Ketentuan Baru Proses Pengadaan Tanah berdasarkan Peraturan Pemerintah No. 39 Tahun 2023
Oleh Inka Aita Putri / 12 Februari 2024

Dapatkan pemahaman menyeluruh tentang ketentuan baru pengadaan tanah untuk pembangunan kepentingan umum berdasarkan Peraturan Pemerintah No. 39 Tahun 2023.
Poin Penting
Permohonan perpanjangan penetapan lokasi juga tidak lagi memerlukan syarat (i) konfirmasi kegiatan pemanfaatan ruang (KKPR), (ii) pertimbangan teknis pertanahan, (iii) analisis mengenai dampak lingkungan (Amdal), (iv) penggunaan tanah di luar kawasan hutan dan kawasan pertambangan, dan (v) penggunaan tanah di luar kawasan gambut/sempadan pantai.
Penilai pertanahan terdiri dari Penilai Publik dan Penilai Pemerintah.
Pihak yang berhak dianggap menolak bentuk dan/atau besaran ganti kerugian apabila tidak hadir pada saat pemberian ganti kerugian, dengan ketentuan telah diundang secara patut sebanyak 3 kali.
Kepala Kantor Pertanahan dapat menerbitkan surat pengantar untuk mengambil ganti kerugian yang dikonsinyasi di pengadilan negeri, jika Ketua Pelaksana Pengadaan Tanah telah berganti.
Pendahuluan
Pengadaan tanah adalah kegiatan menyediakan tanah untuk pembangunan kepentingan umum, dengan cara memberi ganti kerugian yang layak dan adil kepada pihak yang berhak (“Pengadaan Tanah”).

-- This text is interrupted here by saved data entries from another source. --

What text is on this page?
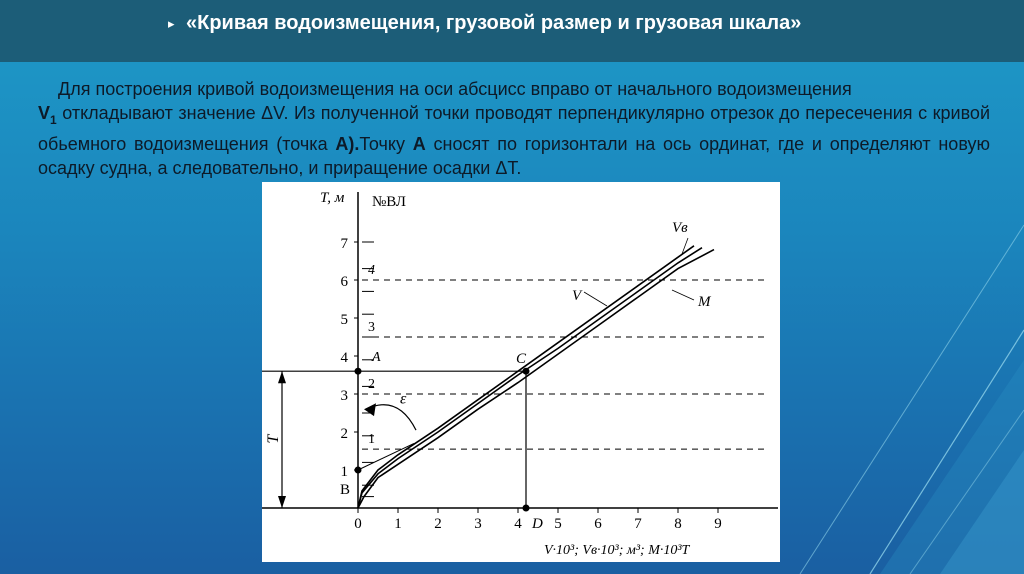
▸ «Кривая водоизмещения, грузовой размер и грузовая шкала»
Для построения кривой водоизмещения на оси абсцисс вправо от начального водоизмещения
$V_1$ откладывают значение ΔV. Из полученной точки проводят перпендикулярно отрезок до пересечения с кривой обьемного водоизмещения (точка A).Точку A сносят по горизонтали на ось ординат, где и определяют новую осадку судна, а следовательно, и приращение осадки ΔT.
T, м №ВЛ
V·10³; Vв·10³; м³; M·10³T
0 1 2 3 4 5 6 7 8 9
1
2
3
4
5
6
7
1
2
3
4
Vв
V	M
C
D
A
B
T
ε
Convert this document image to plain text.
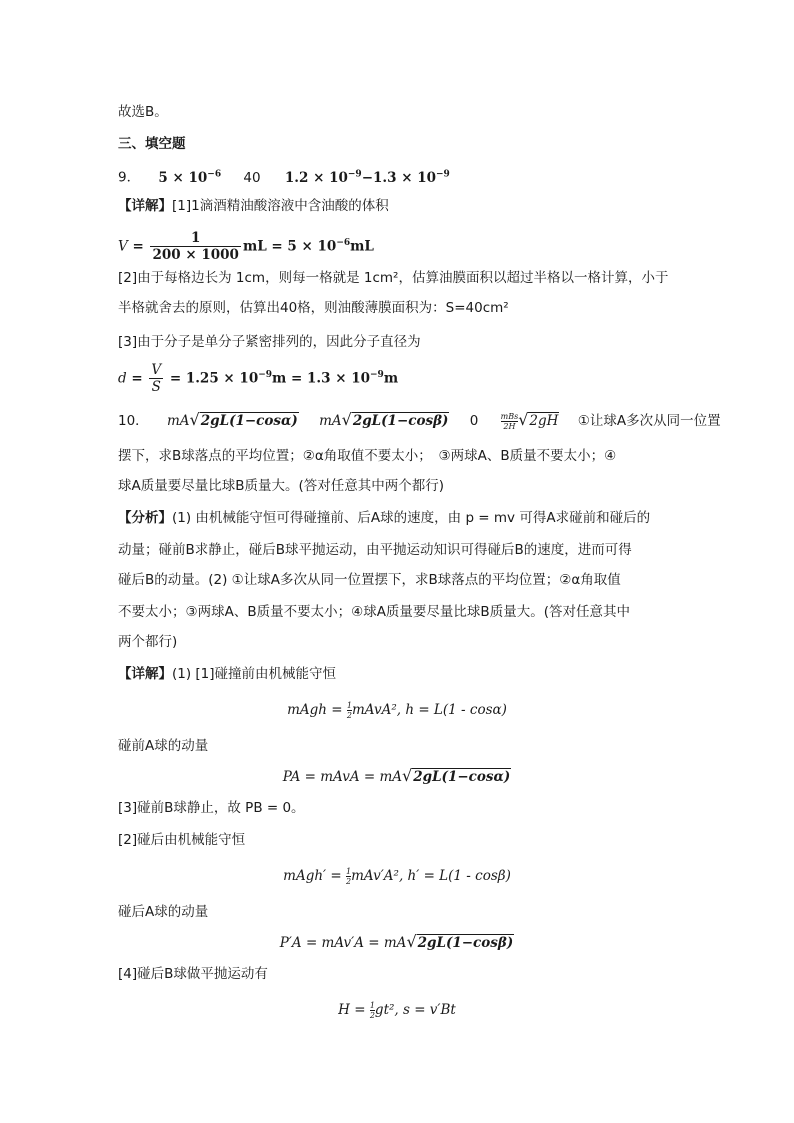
故选B。
三、填空题
9． $5 \times 10^{-6}$ 40 $1.2 \times 10^{-9}-1.3 \times 10^{-9}$
【详解】[1]1滴酒精油酸溶液中含油酸的体积
$V = \frac{1}{200 \times 1000}$ mL = $5 \times 10^{-6}mL$
[2]由于每格边长为 1cm，则每一格就是 1cm²，估算油膜面积以超过半格以一格计算，小于
半格就舍去的原则，估算出40格，则油酸薄膜面积为：S=40cm²
[3]由于分子是单分子紧密排列的，因此分子直径为
$d = \frac{V}{S} = 1.25 \times 10^{-9}m = 1.3 \times 10^{-9}m$
10． mA√2gL(1−cosα) mA√2gL(1−cosβ) 0	$\frac{\text{mBs}}{2H}√2gH$ ①让球A多次从同一位置
摆下，求B球落点的平均位置；②α角取值不要太小；　③两球A、B质量不要太小；④
球A质量要尽量比球B质量大。(答对任意其中两个都行)
【分析】(1) 由机械能守恒可得碰撞前、后A球的速度，由 p = mv 可得A求碰前和碰后的
动量；碰前B求静止，碰后B球平抛运动，由平抛运动知识可得碰后B的速度，进而可得
碰后B的动量。(2) ①让球A多次从同一位置摆下，求B球落点的平均位置；②α角取值
不要太小；③两球A、B质量不要太小；④球A质量要尽量比球B质量大。(答对任意其中
两个都行)
【详解】(1) [1]碰撞前由机械能守恒
mAgh = $\frac{1}{2}mAvA^2$, h = L(1 - cosα)
碰前A球的动量
PA = mAvA = mA√2gL(1−cosα)
[3]碰前B球静止，故 PB = 0。
[2]碰后由机械能守恒
mAgh′ = $\frac{1}{2}mAv'A^2$, h′ = L(1 - cosβ)
碰后A球的动量
P′A = mAv′A = mA√2gL(1−cosβ)
[4]碰后B球做平抛运动有
$H = \frac{1}{2}gt^2$, s = v′Bt
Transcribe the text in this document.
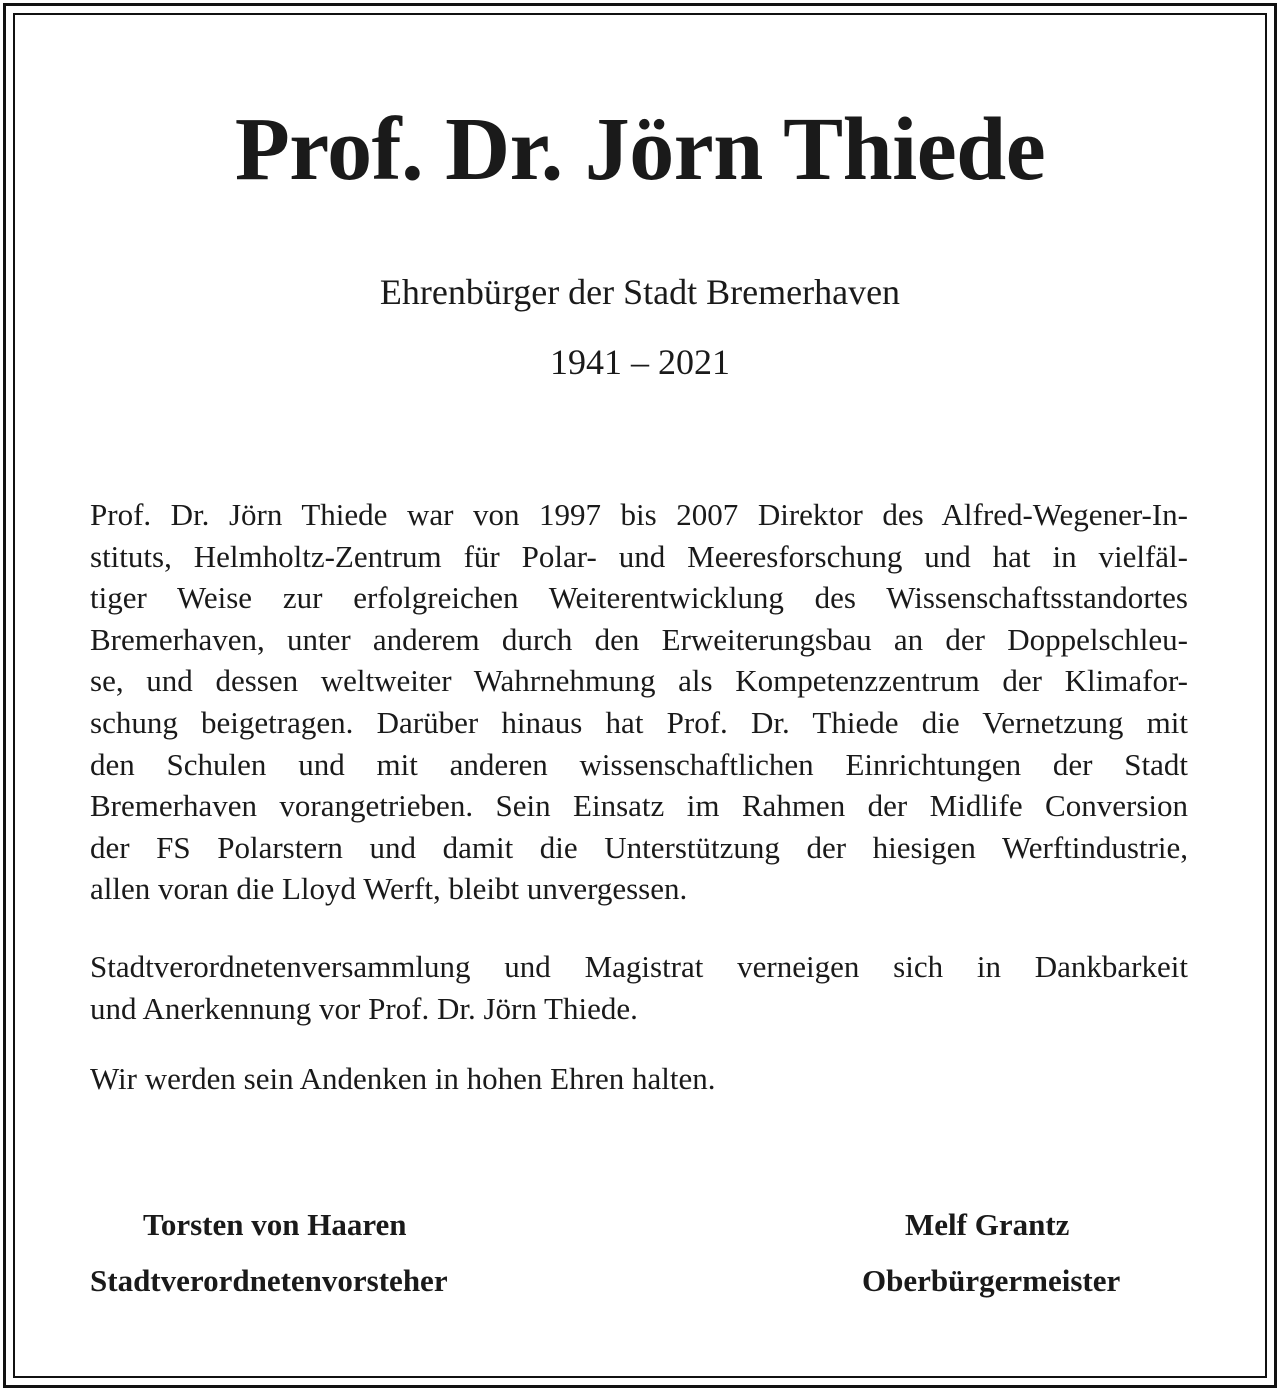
Prof. Dr. Jörn Thiede
Ehrenbürger der Stadt Bremerhaven
1941 – 2021
Prof. Dr. Jörn Thiede war von 1997 bis 2007 Direktor des Alfred-Wegener-In-
stituts, Helmholtz-Zentrum für Polar- und Meeresforschung und hat in vielfäl-
tiger Weise zur erfolgreichen Weiterentwicklung des Wissenschaftsstandortes
Bremerhaven, unter anderem durch den Erweiterungsbau an der Doppelschleu-
se, und dessen weltweiter Wahrnehmung als Kompetenzzentrum der Klimafor-
schung beigetragen. Darüber hinaus hat Prof. Dr. Thiede die Vernetzung mit
den Schulen und mit anderen wissenschaftlichen Einrichtungen der Stadt
Bremerhaven vorangetrieben. Sein Einsatz im Rahmen der Midlife Conversion
der FS Polarstern und damit die Unterstützung der hiesigen Werftindustrie,
allen voran die Lloyd Werft, bleibt unvergessen.
Stadtverordnetenversammlung und Magistrat verneigen sich in Dankbarkeit
und Anerkennung vor Prof. Dr. Jörn Thiede.
Wir werden sein Andenken in hohen Ehren halten.
Torsten von Haaren
Stadtverordnetenvorsteher
Melf Grantz
Oberbürgermeister
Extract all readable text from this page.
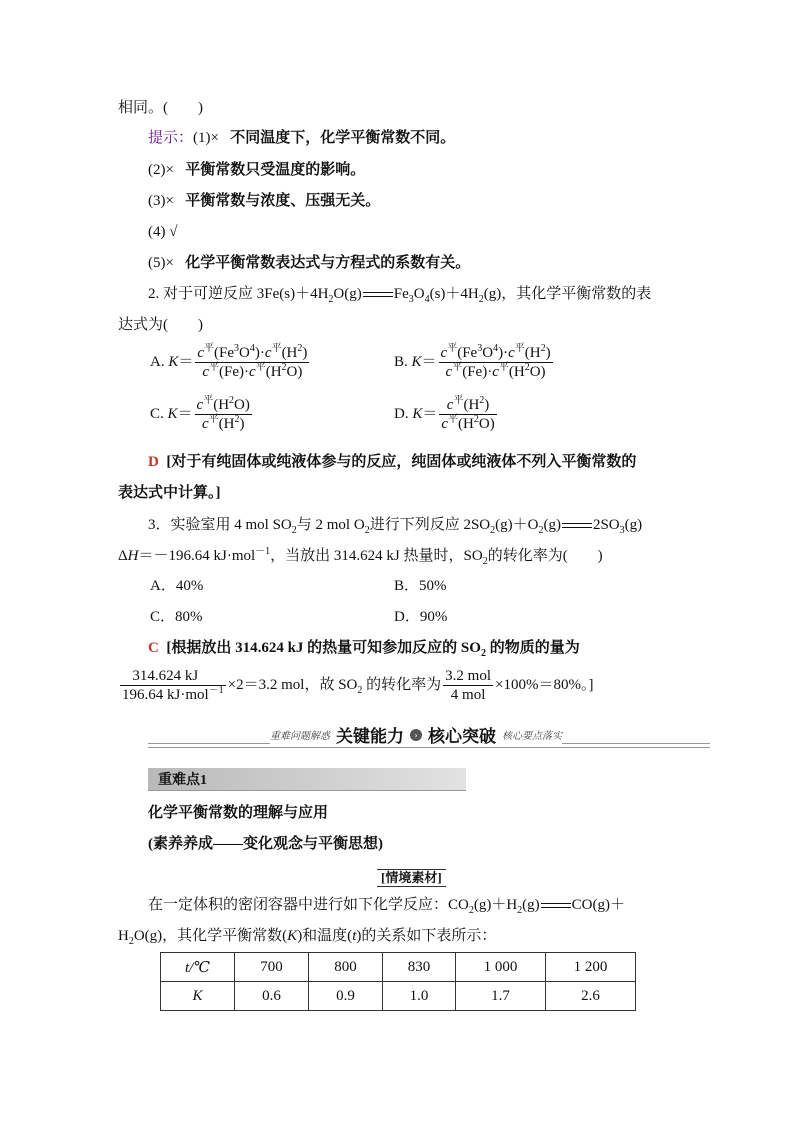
相同。(　　)
提示：(1)× 不同温度下，化学平衡常数不同。
(2)× 平衡常数只受温度的影响。
(3)× 平衡常数与浓度、压强无关。
(4) √
(5)× 化学平衡常数表达式与方程式的系数有关。
2. 对于可逆反应 $3Fe(s)+4H_2O(g)$ $Fe_3O_4(s)+4H_2(g)$，其化学平衡常数的表
达式为(　　)
A. $K= \frac{c^平(Fe^3O^4)\cdot c^平(H^2)}{c^平(Fe)\cdot c^平(H^2O)}$	B. $K= \frac{c^平(Fe^3O^4)\cdot c^平(H^2)}{c^平(Fe)\cdot c^平(H^2O)}$
C. $K= \frac{c^平(H^2O)}{c^平(H^2)}$	D. $K= \frac{c^平(H^2)}{c^平(H^2O)}$
D [对于有纯固体或纯液体参与的反应，纯固体或纯液体不列入平衡常数的
表达式中计算。]
3．实验室用 4 mol $SO_2$与 2 mol $O_2$进行下列反应 $2SO_2(g)+O_2(g)$ $2SO_3(g)$
ΔH＝－196.64 kJ·mol$^{-1}$，当放出 314.624 kJ 热量时，$SO_2$的转化率为(　　)
A．40%	B．50%
C．80%	D．90%
C  [根据放出 314.624 kJ 的热量可知参加反应的 $SO_2$ 的物质的量为
$\frac{314.624 kJ}{196.64 kJ\cdot mol^{-1}} \times 2=3.2$ mol，故 $SO_2$ 的转化率为 $\frac{\text{3.2 mol}}{\text{4 mol}} \times 100\%=80\%$。]
重难问题解惑 关键能力	› 核心突破 核心要点落实
重难点1
化学平衡常数的理解与应用
(素养养成——变化观念与平衡思想)
[情境素材]
在一定体积的密闭容器中进行如下化学反应：$CO_2(g)+H_2(g)$ CO(g)＋
$H_2O(g)$，其化学平衡常数(K)和温度(t)的关系如下表所示：
t/℃	700	800	830	1 000	1 200
K	0.6	0.9	1.0	1.7	2.6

Dalam artikel sebelumnya, telah dibahas mengenai perubahan-perubahan kunci pengadaan tanah berdasarkan UU Cipta Kerja. Sedangkan, dalam artikel ini, IGNOS membahas mengenai ketentuan baru mengenai proses Pengadaan Tanah berdasarkan Peraturan Pemerintah No. 39 Tahun 2023 tentang Perubahan atas Peraturan Pemerintah No. 19 Tahun 2021 tentang Pengadaan Tanah bagi Pembangunan untuk Kepentingan Umum (“PP 39/2023”), sebagai peraturan pelaksana dari UU Pengadaan Tanah.
Ketentuan Baru berdasarkan PP 39/2023
1. Penegasan mengenai substansi dari penetapan lokasi.
Dalam UU Pengadaan Tanah, terdapat lima syarat yang tidak lagi diperlukan setelah diterbitkannya penetapan lokasi oleh Kepala Daerah, yaitu:
a. konfirmasi kegiatan pemanfaatan ruang (KKPR);
b. pertimbangan teknis pertanahan;
c. analisis mengenai dampak lingkungan;
d. penggunaan tanah di luar kawasan hutan dan kawasan pertambangan; dan
e. penggunaan tanah di luar kawasan gambut/sempadan pantai.
PP 39/2023 juga mengatur bahwa syarat-syarat tersebut juga tidak diperlukan dalam permohonan perpanjangan penetapan lokasi.
2. Penilai Pemerintah.
Sebelumnya, pihak yang berwenang untuk melakukan penilaian nilai ganti kerugian adalah Penilai Publik sebagai penilai pertanahan. Kini, PP 39/2023 membedakan penilai pertanahan menjadi Penilai Publik dan Penilai Pemerintah. Penilai Publik adalah orang perseorangan swasta yang memiliki izin praktik penilaian dari Menteri Keuangan. Sedangkan, Penilai Pemerintah adalah pegawai negeri sipil yang memiliki tugas untuk melakukan penilaian.
3. PP 39/2023 juga mengatur bahwa apabila pihak yang berhak tidak hadir pada saat pemberian ganti kerugian meskipun telah diundang secara patut sebanyak 3 kali, maka pihak yang berhak tersebut dianggap menolak bentuk dan/atau besarnya ganti kerugian.
4. Pengambilan Ganti Kerugian di Pengadilan Negeri.
Pengambilan ganti rugi yang dikonsinyasi harus disertai dengan surat pengantar dari Ketua Pelaksana Pengadaan Tanah. Dalam praktiknya, pihak yang berhak akan sulit memenuhi persyaratan tersebut apabila pejabat yang menjadi Ketua Pelaksana Pengadaan Tanah telah berganti.
Berdasarkan PP 39/2023, jika pejabat yang sebelumnya menjabat sebagai Ketua Pelaksana Pengadaan Tanah telah berganti, maka Kepala Kantor Pertanahan dapat menerbitkan surat pengantar tersebut.